History of health and safety within the industry
Health and safety, or HSE (Health, Safety and Environment as it is now referred to) is very different today from 50 years ago. The idea of workplace HSE has advanced tenfold and continues to improve, resulting in the gradual decrease of injury incidents. Recent changes include the introduction of stricter legislation and sentencing guidelines. However, health and safety was not always a priority. What we see as the standard way of working today was not the case just a few decades ago.
Today, company cultures have evolved entirely. A specialised occupational health and safety system combined with a strong company (safety) culture are must-have elements of any organisation in order to improve the safety performance. Relating health issues to occupations and their environments goes back further than you might think. In fact, the first known instance of correlation between health and work was in the 4th century BC when Hippocrates noted lead toxicity in workers of the mining industry. Since then, there has been a long list of professionals, physicians and researchers examining work environments and the impact they have on a human’s health and well-being.
Due to rising number of incidents in the 1970s, the idea of occupational health and safety began gaining momentum. Governments around the world implemented an appropriate legislative framework to set and enforce standards that would improve the safety conditions of the workplace. Unfortunately, as is often the case, a few major catastrophes accelerated this process. First, the Seveso disaster of 1976, in which an explosion at a chemical plant in Meda, north of Milan, released a chemical cloud containing the highly toxic dioxin. Thousands of animals died and many local residents experienced health problems for decades. In 1984, more than half a million people in Bhopal, India, were exposed to toxic gas from a chemical processing plant with poorly-maintained pipes. Within a month, 80,000 people had died. And in 1988, the Piper Alpha platform in the North Sea, 190 km north-east of Aberdeen, Scotland, exploded and sank killing 165 crew on board.
The International Safety Management (ISM) code
Relevant for the dredging industry was the introduction in 1998 of the International Safety Management (ISM) code by the International Maritime Organization (IMO). The purpose of the ISM code is to provide an international standard for the safe management and operation of ships and for pollution prevention. It was born out of a series of serious shipping accidents in the 1980s. The worst of which was the roll-on/roll-off ferry Herald of Free Enterprise that capsized moments after leaving the Belgian port of Zeebrugge on the night of 6 March 1987, killing 193 of its 539 passengers and crew. The cause of this and other accidents was a combination of human error on board and management failings on shore.
Following these catastrophes, the world began focusing on environmental health and safety more than ever before. The chemical and the oil and gas industry led the charge, establishing a set of fundamentals to help ensure product and asset safety, environmental protection and occupational health. As a result, the occupational health and safety performance in the dredging industry at the end of the 1990s was mainly driven by legislation and certain clients.
Fast forward to 2022 and the dredging industry has achieved significant progress concerning its occupational health and safety performance after having adopted the right mindset over the last decades. The changes are a result of a long journey, with the necessary “learning” hiccups along the way. As well as the key moments and changes within the industry, there has been one continuous factor over the past 50 years – the motivation and willingness to improve.

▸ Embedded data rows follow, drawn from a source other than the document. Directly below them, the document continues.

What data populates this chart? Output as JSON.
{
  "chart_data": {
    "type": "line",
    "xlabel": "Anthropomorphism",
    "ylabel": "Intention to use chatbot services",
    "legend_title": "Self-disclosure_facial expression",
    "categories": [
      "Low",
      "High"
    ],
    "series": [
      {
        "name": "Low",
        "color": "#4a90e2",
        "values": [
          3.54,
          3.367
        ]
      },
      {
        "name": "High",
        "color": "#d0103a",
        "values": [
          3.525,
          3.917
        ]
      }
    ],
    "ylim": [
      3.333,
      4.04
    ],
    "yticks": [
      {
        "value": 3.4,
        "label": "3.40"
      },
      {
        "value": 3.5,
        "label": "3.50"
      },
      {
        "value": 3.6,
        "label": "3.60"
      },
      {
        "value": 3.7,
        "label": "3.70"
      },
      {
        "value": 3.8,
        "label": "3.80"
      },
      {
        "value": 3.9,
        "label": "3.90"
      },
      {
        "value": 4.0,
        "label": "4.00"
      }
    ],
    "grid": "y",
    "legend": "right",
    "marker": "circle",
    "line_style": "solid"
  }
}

Health and safety performance
There are three main shifts that improved occupational health and safety performance over the past decades:
- Improvement of technology and standards.
- Implementation of management systems.
- Change in culture.
The theoretical scheme in Figure 1 shows how these three shifts influenced the reduction of the incident rate over time. However, it is important to note that today the three topics cannot be separated and continuous effort given to all three is necessary in order to improve even further. This is especially the case when, for example, new activities are implemented and new equipment is used such as in the renewable energy market.